Three Indonesian forest activists are traveling across Europe to explain the impacts of paper production in Indonesia. The delegation is touring nine European cities in November, meeting customers of Asia Pulp and Paper (APP) and other Indonesian paper companies, potential investors, paper industry companies, government officials, journalists, environmental campaigners and the general public. Member organisations from across the European Environmental Paper Network are collaborating to organise the tour.
The three Indonesians are Hariansyah Usman from WALHI in Riau, Aidil Fitri from Yayasan Wahana Bumi Hijau in South Sumatra, and Muslim, co-ordinator of Jikalahari, from Riau. All three will be educating the people they meet about what Indonesian paper production is like on the ground, and what impacts it has on the forests and local communities of Sumatra.
A Sumatran indigenous leader stands beside his community’s forest land, lost to pulp production
In order to supply their pulp mills, Indonesian paper companies have resorted to landgrabbing, by obtaining the use of land without the free, prior and informed consent of all affected communities. Despite paper company assurances that they respect local people’s rights, in fact thousands of Indonesian communities are now living beside pulp plantations without having had the opportunity to have their say in how the land should be utilised. Too often they have been deprived of a vital source of food, fibre, medicine, timber, firewood or cash crops.

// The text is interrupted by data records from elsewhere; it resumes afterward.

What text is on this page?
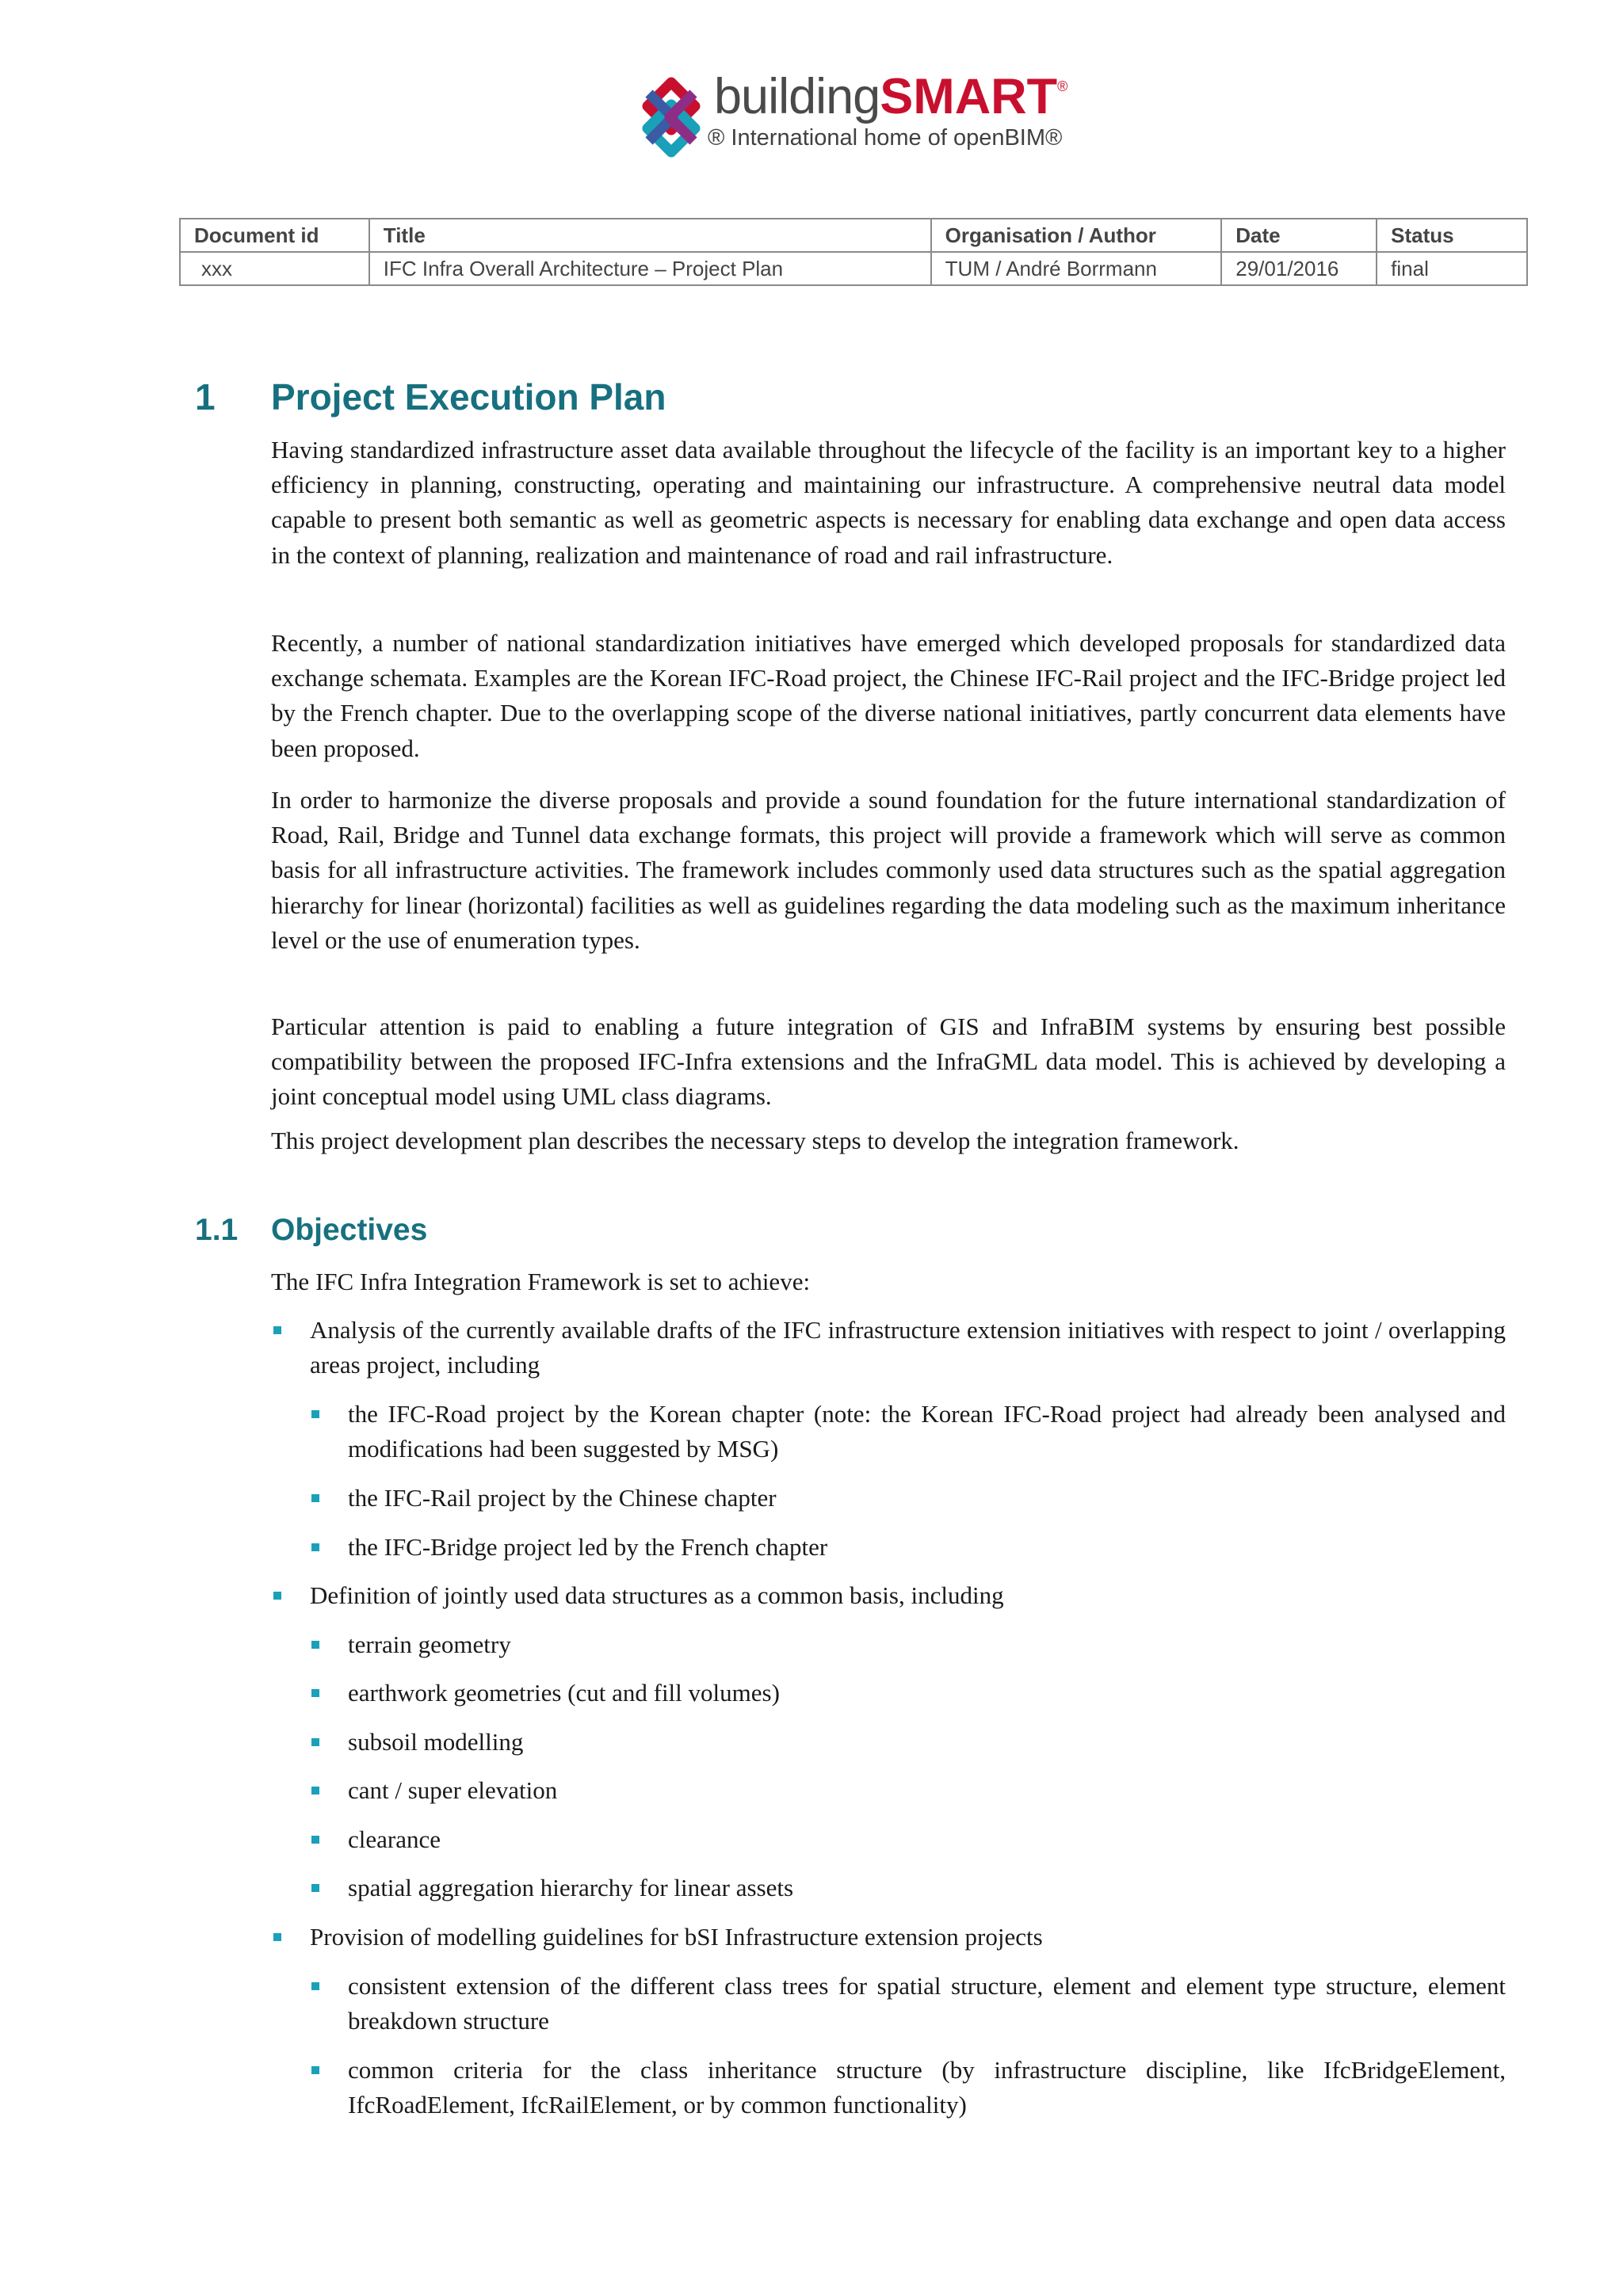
buildingSMART®
® International home of openBIM®
Document id	Title	Organisation / Author	Date	Status
xxx	IFC Infra Overall Architecture – Project Plan	TUM / André Borrmann	29/01/2016	final
1 Project Execution Plan
Having standardized infrastructure asset data available throughout the lifecycle of the facility is an important key to a higher efficiency in planning, constructing, operating and maintaining our infrastructure. A comprehensive neutral data model capable to present both semantic as well as geometric aspects is necessary for enabling data exchange and open data access in the context of planning, realization and maintenance of road and rail infrastructure.
Recently, a number of national standardization initiatives have emerged which developed proposals for standardized data exchange schemata. Examples are the Korean IFC-Road project, the Chinese IFC-Rail project and the IFC-Bridge project led by the French chapter. Due to the overlapping scope of the diverse national initiatives, partly concurrent data elements have been proposed.
In order to harmonize the diverse proposals and provide a sound foundation for the future international standardization of Road, Rail, Bridge and Tunnel data exchange formats, this project will provide a framework which will serve as common basis for all infrastructure activities. The framework includes commonly used data structures such as the spatial aggregation hierarchy for linear (horizontal) facilities as well as guidelines regarding the data modeling such as the maximum inheritance level or the use of enumeration types.
Particular attention is paid to enabling a future integration of GIS and InfraBIM systems by ensuring best possible compatibility between the proposed IFC-Infra extensions and the InfraGML data model. This is achieved by developing a joint conceptual model using UML class diagrams.
This project development plan describes the necessary steps to develop the integration framework.
1.1 Objectives
The IFC Infra Integration Framework is set to achieve:
Analysis of the currently available drafts of the IFC infrastructure extension initiatives with respect to joint / overlapping areas project, including
the IFC-Road project by the Korean chapter (note: the Korean IFC-Road project had already been analysed and modifications had been suggested by MSG)
the IFC-Rail project by the Chinese chapter
the IFC-Bridge project led by the French chapter
Definition of jointly used data structures as a common basis, including
terrain geometry
earthwork geometries (cut and fill volumes)
subsoil modelling
cant / super elevation
clearance
spatial aggregation hierarchy for linear assets
Provision of modelling guidelines for bSI Infrastructure extension projects
consistent extension of the different class trees for spatial structure, element and element type structure, element breakdown structure
common criteria for the class inheritance structure (by infrastructure discipline, like IfcBridgeElement, IfcRoadElement, IfcRailElement, or by common functionality)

Loss of natural forest also has devastating impacts on wildlife and biodiversity, including endangered species such as the Sumatran tiger, rhinoceros and orang-utan. In addition, timber extraction on Sumatra’s deep peat soils causes alarming levels of carbon emissions.
The visiting delegation hopes to raise concerns about plans by the Indonesian pulp industry to increase its pulp mill capacity, thus putting even more pressure on communities and forests. Each new pulp mill would mean decades of destruction. European investors and paper companies must avoid being responsible for such a future.
The Indonesians’ schedule will be as follows:
10 November, Berlin
11-13 November, London
13-15 November, Brussels
15-17 November, Barcelona
17-20 November, Rome
20-22 November, Vienna
22-25 November, Dusseldorf
25-28 November, Helsinki
28 November, Zurich
29 November, Geneva
The EEPN is delighted to be hosting this tour, thanks to financial support from the Grassroots Foundation, Siemenpuu Foundation, JMG Foundation and our member organisations. It is part of our Indonesian Forests campaign.